In his response, Rugunda said all the provisions in the Constitution were debated and agreed upon by Constituent Assembly delegates.

“On that issue, I was in the Constituency Assembly, I don’t remember any provision of the Constitution being smuggled into the Constitution. To me, the Constitution and constitutional provisions were thoroughly debated and passed and the Constitution as a whole”, said Rugunda.

Rugunda’s submission contradicts claims by Richard Todwong, the deputy NRM secretary general last week that Article 102(b), which restricts the president’s age to between 35 and 75 years was smuggled into the Constitution.

“The existence of Article 102 (b) in the Constitution is unfortunate, because it was clearly not the wish of the majority honourable members of the Constituent Assembly,” said Todwong in a statement to the Legal and Parliamentary Affairs Committee last week.

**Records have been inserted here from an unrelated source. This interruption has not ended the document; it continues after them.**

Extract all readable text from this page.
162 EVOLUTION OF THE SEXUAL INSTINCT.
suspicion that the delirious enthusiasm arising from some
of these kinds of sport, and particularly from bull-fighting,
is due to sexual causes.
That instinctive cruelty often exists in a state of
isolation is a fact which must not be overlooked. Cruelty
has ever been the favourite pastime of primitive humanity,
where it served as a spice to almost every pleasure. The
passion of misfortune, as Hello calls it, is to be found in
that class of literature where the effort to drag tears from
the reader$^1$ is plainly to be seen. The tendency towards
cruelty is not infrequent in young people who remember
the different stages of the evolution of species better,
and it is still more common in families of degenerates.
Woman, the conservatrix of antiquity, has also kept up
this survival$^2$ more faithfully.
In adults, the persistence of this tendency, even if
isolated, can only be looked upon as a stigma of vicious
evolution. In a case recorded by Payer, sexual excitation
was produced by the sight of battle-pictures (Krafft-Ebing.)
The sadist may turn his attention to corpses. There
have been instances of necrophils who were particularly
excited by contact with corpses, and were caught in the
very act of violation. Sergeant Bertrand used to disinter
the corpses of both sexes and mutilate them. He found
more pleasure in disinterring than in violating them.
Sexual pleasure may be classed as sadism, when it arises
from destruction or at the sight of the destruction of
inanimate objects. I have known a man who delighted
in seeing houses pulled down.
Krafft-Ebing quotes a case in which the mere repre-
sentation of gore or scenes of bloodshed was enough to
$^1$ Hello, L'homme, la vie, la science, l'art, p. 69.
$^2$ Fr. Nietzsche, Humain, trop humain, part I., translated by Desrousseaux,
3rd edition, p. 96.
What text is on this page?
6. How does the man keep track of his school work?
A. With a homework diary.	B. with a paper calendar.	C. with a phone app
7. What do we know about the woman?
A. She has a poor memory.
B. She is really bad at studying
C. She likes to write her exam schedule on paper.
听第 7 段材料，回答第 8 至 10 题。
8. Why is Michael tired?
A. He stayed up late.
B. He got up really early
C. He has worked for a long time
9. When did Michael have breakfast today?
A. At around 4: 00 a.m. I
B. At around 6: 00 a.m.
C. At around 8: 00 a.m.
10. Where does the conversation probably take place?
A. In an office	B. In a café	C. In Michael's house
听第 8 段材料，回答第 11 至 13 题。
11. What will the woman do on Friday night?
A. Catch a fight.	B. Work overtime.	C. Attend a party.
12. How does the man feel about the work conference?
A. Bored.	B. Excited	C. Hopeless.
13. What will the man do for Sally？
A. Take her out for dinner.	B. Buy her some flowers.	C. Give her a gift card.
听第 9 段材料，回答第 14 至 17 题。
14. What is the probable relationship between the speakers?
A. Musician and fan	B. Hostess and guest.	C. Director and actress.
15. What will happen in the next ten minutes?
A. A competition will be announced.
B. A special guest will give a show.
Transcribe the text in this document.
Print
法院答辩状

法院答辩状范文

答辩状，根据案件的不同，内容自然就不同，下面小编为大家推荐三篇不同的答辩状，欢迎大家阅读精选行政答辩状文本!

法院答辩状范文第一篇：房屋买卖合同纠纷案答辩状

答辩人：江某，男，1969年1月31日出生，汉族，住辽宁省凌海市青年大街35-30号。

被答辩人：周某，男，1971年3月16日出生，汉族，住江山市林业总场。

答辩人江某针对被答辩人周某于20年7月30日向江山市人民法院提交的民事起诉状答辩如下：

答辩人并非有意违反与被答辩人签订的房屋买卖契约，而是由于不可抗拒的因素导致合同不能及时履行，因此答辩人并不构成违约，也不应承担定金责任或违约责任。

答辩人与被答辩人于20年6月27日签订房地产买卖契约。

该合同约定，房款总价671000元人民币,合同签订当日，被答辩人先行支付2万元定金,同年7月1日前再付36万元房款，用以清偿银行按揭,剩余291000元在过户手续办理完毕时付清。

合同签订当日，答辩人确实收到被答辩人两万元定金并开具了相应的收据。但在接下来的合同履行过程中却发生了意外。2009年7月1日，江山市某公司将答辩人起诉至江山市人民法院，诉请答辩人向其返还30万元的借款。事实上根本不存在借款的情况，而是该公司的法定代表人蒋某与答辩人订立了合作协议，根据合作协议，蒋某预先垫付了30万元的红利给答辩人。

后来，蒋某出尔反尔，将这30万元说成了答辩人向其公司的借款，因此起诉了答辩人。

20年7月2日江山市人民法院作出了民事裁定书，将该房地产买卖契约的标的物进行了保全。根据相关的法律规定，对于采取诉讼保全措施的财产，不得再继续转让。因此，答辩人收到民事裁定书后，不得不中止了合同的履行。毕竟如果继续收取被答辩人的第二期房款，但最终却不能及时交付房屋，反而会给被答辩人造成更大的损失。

When tasked about the NRM party stand on Article 102(b) to which he belongs, Rugunda said he respects people’s views even if they vary from his.

Rugunda said government supports the proposed scrapping of Article 102 (b) to remove the discriminatory spirit and practice that bars citizens of sound mind below 35 years and above 75 years from offering themselves or being fielded by their political parties to run for the Office of the President.

“Uganda like many democracies has given the people, through Article 1 of the Constitution, the power to elect their leaders through regular free and fair elections. The issue of presidential election should be left to the people to decide,” said Rugunda.

Rugunda said age limits are unfair to the discriminated people and deny Uganda a chance to have “intelligent” persons below 35 years and above 75 years to contest for presidency.

Opposition Chief Whip, Ibrahim Ssemujju Nganda tasked Rugunda to explain whether government wants to amend the Constitution to remove all qualifications.

“Can we do away with retirement in all sectors in government so that we can wheel people in their offices?,” asked Ssemujju.

Kampala Central MP, Muhammad Nsereko asked Rugunda to tell the Committee whether Article 102(b) is a discriminatory or a limitation clause and also come out clearly on whether all the academic qualifications requirements set in the Constitution should be scrapped to allow all people to seek election to different offices.

In his response, Rugunda insisted that it would be unfair to stop anybody of a particular age to stand for the presidency. When tasked to address his response to other qualifications set in the Constitution, the premier said that he is a senior and disciplined cadre of the ruling NRM party and that he would rather his party comes out first on the issue of academic qualifications and other criteria in the Constitution before he pronounces himself.

“The other issue of academic qualifications, are they discriminatory? Well one doesn’t know what will happen in future…Whether there are discriminatory or limitations, you know I better let you know my main purpose of coming here was to explain a few issues. As to the gymnastics of discriminatory and limitations, I will let the lawyers to handle that.”